In his state of the state speech, Snyder pledged to make the state’s regions the drivers of state economic development policy, with state agencies in their service. “We have a number of very strong regional groups that are capable of taking the lead in the field.” This is a very mild-mannered way to describe a significant inversion of state policy. States usually don’t even recognize their regions, seeing instead a fractured map of hyper-local jurisdictions, commissions, and boards. And they certainly don’t tell them, “You show us the way, because you know best.”
Under Snyder, the Michigan Economic Development Corporation (MEDC) will station representatives in Michigan regions to make sure that state programs and policies complement, rather than complicate, local efforts. An Office of Urban Initiatives with outposts in Detroit, Grand Rapids, Saginaw, and Flint will also be created.
MEDC will take on the role of “clearinghouse--a best practice center,” helping one region replicate the successful strategies of another when it comes to opening up markets for export or luring foreign investment. Again, this is something new--a vision of metropolitan areas as a group of linked entities that all contribute to the state and to each other. This usefully ignores old regional turf wars.
Colorado’s John Hickenlooper, New York’s Andrew Cuomo, and Tennessee’s Bill Haslam have all promised similar sounding bottom-up regional economic development strategies.
One of the challenges of making regions and metropolitan areas more central in politics and more prominent in policy is that there aren’t regional mayors or metropolitan legislatures. There aren’t the same kinds of democratically legitimized leaders and public institutions that higher levels of government are used to working through.
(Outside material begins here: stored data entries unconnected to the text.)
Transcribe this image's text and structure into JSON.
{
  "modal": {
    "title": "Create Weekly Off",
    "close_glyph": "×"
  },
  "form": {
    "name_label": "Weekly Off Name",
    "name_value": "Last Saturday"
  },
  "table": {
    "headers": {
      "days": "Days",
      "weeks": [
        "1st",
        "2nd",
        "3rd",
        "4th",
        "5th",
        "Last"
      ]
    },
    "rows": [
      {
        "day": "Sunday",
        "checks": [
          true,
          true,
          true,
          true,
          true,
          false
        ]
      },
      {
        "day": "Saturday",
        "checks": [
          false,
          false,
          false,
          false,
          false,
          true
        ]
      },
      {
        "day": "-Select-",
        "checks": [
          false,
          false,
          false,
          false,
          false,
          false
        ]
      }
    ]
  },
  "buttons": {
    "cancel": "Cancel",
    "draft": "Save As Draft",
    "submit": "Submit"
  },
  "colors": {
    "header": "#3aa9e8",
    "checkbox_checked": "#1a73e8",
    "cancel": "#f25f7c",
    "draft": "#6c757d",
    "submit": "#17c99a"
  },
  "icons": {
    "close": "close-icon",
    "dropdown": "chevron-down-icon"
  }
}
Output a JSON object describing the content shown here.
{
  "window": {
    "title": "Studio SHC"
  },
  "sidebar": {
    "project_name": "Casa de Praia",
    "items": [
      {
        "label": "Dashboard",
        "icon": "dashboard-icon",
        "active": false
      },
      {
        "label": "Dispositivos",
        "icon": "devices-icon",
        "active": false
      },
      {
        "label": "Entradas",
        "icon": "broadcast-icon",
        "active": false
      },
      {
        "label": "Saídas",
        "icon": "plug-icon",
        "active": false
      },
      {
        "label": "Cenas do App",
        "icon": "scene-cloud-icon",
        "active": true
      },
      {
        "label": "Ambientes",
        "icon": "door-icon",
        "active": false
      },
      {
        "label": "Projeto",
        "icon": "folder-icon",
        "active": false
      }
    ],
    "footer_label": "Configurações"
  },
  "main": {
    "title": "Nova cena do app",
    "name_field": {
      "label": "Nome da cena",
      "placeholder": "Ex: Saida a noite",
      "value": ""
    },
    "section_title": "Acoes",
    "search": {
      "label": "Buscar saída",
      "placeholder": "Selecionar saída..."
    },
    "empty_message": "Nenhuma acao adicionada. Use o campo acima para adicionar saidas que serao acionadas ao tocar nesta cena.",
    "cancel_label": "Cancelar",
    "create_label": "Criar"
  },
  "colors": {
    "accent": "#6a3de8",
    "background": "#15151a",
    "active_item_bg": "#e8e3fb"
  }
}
The new pragmatic governors of Michigan, Colorado, New York, and Tennessee are trying to work with the regional governance, not government, organizations that do exist--collections of business, civic, philanthropic, and government leaders. If they show how this can be done, how these networks can be tightly integrated into the machinery of policy, then other states and the federal government can follow suit. America may be on the verge of getting the metro policy that it sorely needs.